Dos Tratados sobre
o Evangelho de São João, de Santo Agostinho, bispo
(Tract.15,10-12.16-17:CCL
36,154-156) (Séc.V)
Veio uma mulher da Samaria para tirar água
Veio uma mulher. Esta mulher é figura da Igreja, ainda não justificada, mas
já a caminho da justificação.
É disso que iremos tratar.
A mulher veio sem saber o que ali a esperava; encontrou Jesus, e Jesus
dirigiu-lhe a palavra.
Vejamos o fato e a razão por que veio uma mulher da Samaria para tirar água
(Jo 4,7). Os samaritanos
não pertenciam ao povo judeu; não eram do povo escolhido. Faz parte do simbolismo da narração que esta mulher, figura
da Igreja, tenha vindo de um povo estrangeiro; porque a Igreja viria dos
pagãos, dos que não pertenciam à raça judaica.
Ouçamos, portanto, a nós mesmos nas palavras desta mulher, reconheçamo-nos
nela e nela demos graças a Deus por nós. Ela era uma figura, não a realidade;
começou por ser figura, e tornou-se realidade. Pois acreditou naquele que
queria torná-la uma figura de nós mesmos. Veio para tirar água. Viera
simplesmente para tirar água, como costumam fazer os homens e as mulheres.
Jesus lhe disse: “Dá-me de beber”. Os discípulos tinham ido à cidade para
comprar alimentos.
A mulher samaritana disse então a Jesus: “Como é que tu, sendo judeu, pedes
de beber a mim, que sou uma mulher samaritana?” De fato os judeus não se dão
com os samaritanos (Jo
4,7-9.)
Estais vendo que são estrangeiros. Os judeus de modo algum se serviam dos
cântaros dos samaritanos. Como a mulher trazia consigo um cântaro para tirar
água, admirou-se que um judeu lhe pedisse de beber, pois os judeus não
costumavam fazer isso. Mas aquele que pedia de beber tinha sede da fé daquela
mulher.
Escuta agora quem pede de beber. Respondeu-lhe Jesus? “Se tu conhecesses o
dom de Deus e quem é que te pede: ‘Dá-me de beber’, tu mesma lhe pedirias a
ele, e ele te daria água viva (Jo
4,10).
Pede de beber e promete dar de beber. Apresenta-se como necessitado que
espera receber, mas possui em abundância para saciar os outros. Se tu
conhecesses o dom de Deus, diz ele. O dom de Deus é o Espírito Santo. Jesus
fala ainda veladamente à mulher, mas pouco a pouco entra em seu coração, e vai
lhe ensinando. Que haverá de mais suave e bondoso que esta exortação? Se tu conhecesses
o dom de Deus e quem é que te pede: ‘Dá-me de beber’, tu mesma lhe pedirias a ele,
e ele te daria água viva.
Que água lhe daria ele, senão aquela da qual está escrito: Em vós
está a fonte da vida? (Sl 35,10). Pois como podem ter sede os
que vêm saciar-se na abundância de vossa morada? (Sl 35,9).

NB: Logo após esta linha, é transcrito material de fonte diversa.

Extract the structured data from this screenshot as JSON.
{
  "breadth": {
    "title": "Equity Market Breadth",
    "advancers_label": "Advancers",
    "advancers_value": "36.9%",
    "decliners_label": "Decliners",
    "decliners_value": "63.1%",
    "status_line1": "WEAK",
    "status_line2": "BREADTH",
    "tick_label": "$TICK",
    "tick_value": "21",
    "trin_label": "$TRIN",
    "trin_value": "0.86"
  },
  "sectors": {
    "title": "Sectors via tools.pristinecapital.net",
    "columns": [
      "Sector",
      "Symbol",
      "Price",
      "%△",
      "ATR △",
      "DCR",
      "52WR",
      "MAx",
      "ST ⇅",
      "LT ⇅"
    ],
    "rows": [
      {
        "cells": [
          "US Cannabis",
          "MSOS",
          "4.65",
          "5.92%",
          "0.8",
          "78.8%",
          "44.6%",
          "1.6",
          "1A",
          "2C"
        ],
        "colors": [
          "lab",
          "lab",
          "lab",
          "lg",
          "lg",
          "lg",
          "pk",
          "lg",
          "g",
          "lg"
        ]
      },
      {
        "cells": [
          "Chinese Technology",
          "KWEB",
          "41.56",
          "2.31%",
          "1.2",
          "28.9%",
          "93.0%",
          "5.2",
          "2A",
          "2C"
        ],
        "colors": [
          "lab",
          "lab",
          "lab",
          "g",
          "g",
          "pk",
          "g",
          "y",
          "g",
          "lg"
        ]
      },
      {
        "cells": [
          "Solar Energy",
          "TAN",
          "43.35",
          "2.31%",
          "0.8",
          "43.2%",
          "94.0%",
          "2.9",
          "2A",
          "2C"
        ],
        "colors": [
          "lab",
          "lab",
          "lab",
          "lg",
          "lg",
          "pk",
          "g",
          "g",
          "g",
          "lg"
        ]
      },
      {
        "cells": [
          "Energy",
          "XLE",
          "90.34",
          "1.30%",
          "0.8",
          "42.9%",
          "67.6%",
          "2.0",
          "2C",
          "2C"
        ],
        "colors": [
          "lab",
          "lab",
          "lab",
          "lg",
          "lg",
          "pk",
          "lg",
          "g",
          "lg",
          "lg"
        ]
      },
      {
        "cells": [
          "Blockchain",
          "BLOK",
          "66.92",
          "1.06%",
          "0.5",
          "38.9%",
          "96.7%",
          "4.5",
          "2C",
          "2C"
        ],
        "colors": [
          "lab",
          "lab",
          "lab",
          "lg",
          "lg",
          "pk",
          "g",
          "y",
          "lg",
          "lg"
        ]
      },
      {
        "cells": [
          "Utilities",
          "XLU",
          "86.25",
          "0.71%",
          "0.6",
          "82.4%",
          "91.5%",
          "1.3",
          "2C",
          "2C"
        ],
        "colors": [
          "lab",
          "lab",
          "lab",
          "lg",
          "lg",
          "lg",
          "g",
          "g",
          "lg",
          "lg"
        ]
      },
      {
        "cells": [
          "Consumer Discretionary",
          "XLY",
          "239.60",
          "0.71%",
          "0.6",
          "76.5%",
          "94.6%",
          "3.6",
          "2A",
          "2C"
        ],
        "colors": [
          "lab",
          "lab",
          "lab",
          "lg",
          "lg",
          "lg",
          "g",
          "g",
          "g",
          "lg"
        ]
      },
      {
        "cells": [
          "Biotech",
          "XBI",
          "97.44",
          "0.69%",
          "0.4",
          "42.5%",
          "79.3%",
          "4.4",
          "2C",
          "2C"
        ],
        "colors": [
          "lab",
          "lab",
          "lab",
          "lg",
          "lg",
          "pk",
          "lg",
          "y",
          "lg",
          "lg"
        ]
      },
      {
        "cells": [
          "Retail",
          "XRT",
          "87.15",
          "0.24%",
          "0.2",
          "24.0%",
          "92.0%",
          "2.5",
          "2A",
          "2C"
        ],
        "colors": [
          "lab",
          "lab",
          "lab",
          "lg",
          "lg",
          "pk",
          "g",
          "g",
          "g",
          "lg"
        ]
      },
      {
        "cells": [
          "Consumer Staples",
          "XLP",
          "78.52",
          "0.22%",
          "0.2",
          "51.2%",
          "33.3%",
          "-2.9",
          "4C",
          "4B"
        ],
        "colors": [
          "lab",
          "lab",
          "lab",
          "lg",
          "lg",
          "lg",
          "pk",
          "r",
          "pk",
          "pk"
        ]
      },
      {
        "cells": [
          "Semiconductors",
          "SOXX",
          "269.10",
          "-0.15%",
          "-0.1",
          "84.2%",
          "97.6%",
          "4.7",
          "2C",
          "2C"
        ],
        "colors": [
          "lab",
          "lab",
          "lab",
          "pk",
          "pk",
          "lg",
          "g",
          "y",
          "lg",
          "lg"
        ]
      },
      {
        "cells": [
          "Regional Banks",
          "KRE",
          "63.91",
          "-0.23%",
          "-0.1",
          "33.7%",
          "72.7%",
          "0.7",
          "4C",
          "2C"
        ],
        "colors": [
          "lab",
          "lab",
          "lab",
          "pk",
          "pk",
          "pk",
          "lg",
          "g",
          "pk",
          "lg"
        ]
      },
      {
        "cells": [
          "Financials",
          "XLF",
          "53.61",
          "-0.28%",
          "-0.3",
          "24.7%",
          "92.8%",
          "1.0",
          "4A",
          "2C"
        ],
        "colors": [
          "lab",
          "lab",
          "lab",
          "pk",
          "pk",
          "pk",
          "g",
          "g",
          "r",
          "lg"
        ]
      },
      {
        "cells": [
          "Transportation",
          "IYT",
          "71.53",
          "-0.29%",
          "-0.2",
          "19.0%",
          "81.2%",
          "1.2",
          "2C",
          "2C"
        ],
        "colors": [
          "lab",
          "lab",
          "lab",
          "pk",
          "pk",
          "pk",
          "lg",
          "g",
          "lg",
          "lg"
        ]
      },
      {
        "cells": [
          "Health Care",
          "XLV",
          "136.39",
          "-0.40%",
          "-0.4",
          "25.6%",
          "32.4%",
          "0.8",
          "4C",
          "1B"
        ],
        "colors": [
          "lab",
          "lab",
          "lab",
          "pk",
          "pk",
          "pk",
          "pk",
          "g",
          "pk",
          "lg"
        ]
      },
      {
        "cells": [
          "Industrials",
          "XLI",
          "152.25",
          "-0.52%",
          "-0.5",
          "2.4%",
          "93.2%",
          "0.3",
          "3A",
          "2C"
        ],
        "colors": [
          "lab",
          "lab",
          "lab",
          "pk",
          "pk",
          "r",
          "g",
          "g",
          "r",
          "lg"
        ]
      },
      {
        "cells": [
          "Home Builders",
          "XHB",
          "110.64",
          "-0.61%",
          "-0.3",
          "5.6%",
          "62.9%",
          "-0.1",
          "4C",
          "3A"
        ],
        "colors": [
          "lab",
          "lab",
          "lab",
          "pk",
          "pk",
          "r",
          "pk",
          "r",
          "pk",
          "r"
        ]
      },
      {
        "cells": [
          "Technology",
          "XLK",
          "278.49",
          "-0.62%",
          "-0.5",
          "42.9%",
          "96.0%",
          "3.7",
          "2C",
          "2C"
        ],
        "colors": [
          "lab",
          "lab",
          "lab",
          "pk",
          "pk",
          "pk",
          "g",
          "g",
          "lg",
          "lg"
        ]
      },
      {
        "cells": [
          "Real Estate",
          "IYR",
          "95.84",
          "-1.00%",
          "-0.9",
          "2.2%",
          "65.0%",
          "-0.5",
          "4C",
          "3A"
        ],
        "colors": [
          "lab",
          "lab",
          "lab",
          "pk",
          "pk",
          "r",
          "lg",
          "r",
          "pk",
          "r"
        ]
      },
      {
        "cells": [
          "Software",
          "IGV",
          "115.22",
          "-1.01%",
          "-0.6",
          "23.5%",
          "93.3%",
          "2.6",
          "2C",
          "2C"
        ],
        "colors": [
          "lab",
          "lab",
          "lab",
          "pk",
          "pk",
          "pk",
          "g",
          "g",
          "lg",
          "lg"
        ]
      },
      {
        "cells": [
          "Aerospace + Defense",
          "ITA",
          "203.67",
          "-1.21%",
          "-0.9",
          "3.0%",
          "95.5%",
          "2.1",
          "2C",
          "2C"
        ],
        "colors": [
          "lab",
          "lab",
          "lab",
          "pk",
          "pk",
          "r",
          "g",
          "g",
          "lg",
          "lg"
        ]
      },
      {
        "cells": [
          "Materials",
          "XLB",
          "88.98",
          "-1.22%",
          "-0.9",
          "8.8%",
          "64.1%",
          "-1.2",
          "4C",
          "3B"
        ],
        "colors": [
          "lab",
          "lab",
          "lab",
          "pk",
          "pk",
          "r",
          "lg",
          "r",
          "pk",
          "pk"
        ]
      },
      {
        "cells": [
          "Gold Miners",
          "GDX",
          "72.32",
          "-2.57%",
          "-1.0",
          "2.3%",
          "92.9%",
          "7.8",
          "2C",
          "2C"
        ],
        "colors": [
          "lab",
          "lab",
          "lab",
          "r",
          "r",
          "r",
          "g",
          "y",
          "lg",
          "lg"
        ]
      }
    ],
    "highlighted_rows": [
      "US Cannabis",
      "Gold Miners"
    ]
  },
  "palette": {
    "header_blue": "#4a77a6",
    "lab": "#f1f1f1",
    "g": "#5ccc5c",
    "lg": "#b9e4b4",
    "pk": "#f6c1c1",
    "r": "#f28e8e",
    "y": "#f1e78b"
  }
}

O Senhor prometia à mulher um alimento forte, prometia saciá-la com o
Espírito Santo. Mas ela ainda não compreendia. E, na sua incompreensão, que
respondeu? Disse-lhe então a mulher: “Senhor, dá-me dessa água, para que eu
não tenha mais sede e nem tenha de vir aqui para tirá-la” (Jo 4,15). A
necessidade a obrigava a trabalhar, mas sua fraqueza recusava o trabalho.
Se ao menos ela tivesse ouvido aquelas palavras: Vinde a mim todos
vós que estais cansados e fatigados sob o peso dos vossos fardos e eu vos darei
descanso! (Mt 11,28). Jesus dizia-lhe tudo aquilo para que não se
cansasse mais; ela, porém, ainda não compreendia.
Reflexão pessoal
Muitos há como a samaritana que procuram uma água que preencha a sua sede
de vida, a sua sede de salvação. Jesus apresenta-se como aquele que é capaz de
lhe dar essa mesma água que ela tanto anseia. Jesus entra em diálogo com esta
mulher quebrando muitos costumes e preconceitos, só assim conseguiu se
aproximar e desvendar a sede desta mulher.
Uma bela parábola para os nossos tempos atuais. Quantos e quantas “samaritanas”
anseiam por uma água diferente mas muitas vezes, devido a preconceitos e medos,
somos incapazes de nos aproximarmos. Esta é uma das missões da Igreja, de
qualquer um dos cristãos que encontrou em Jesus a sua água viva.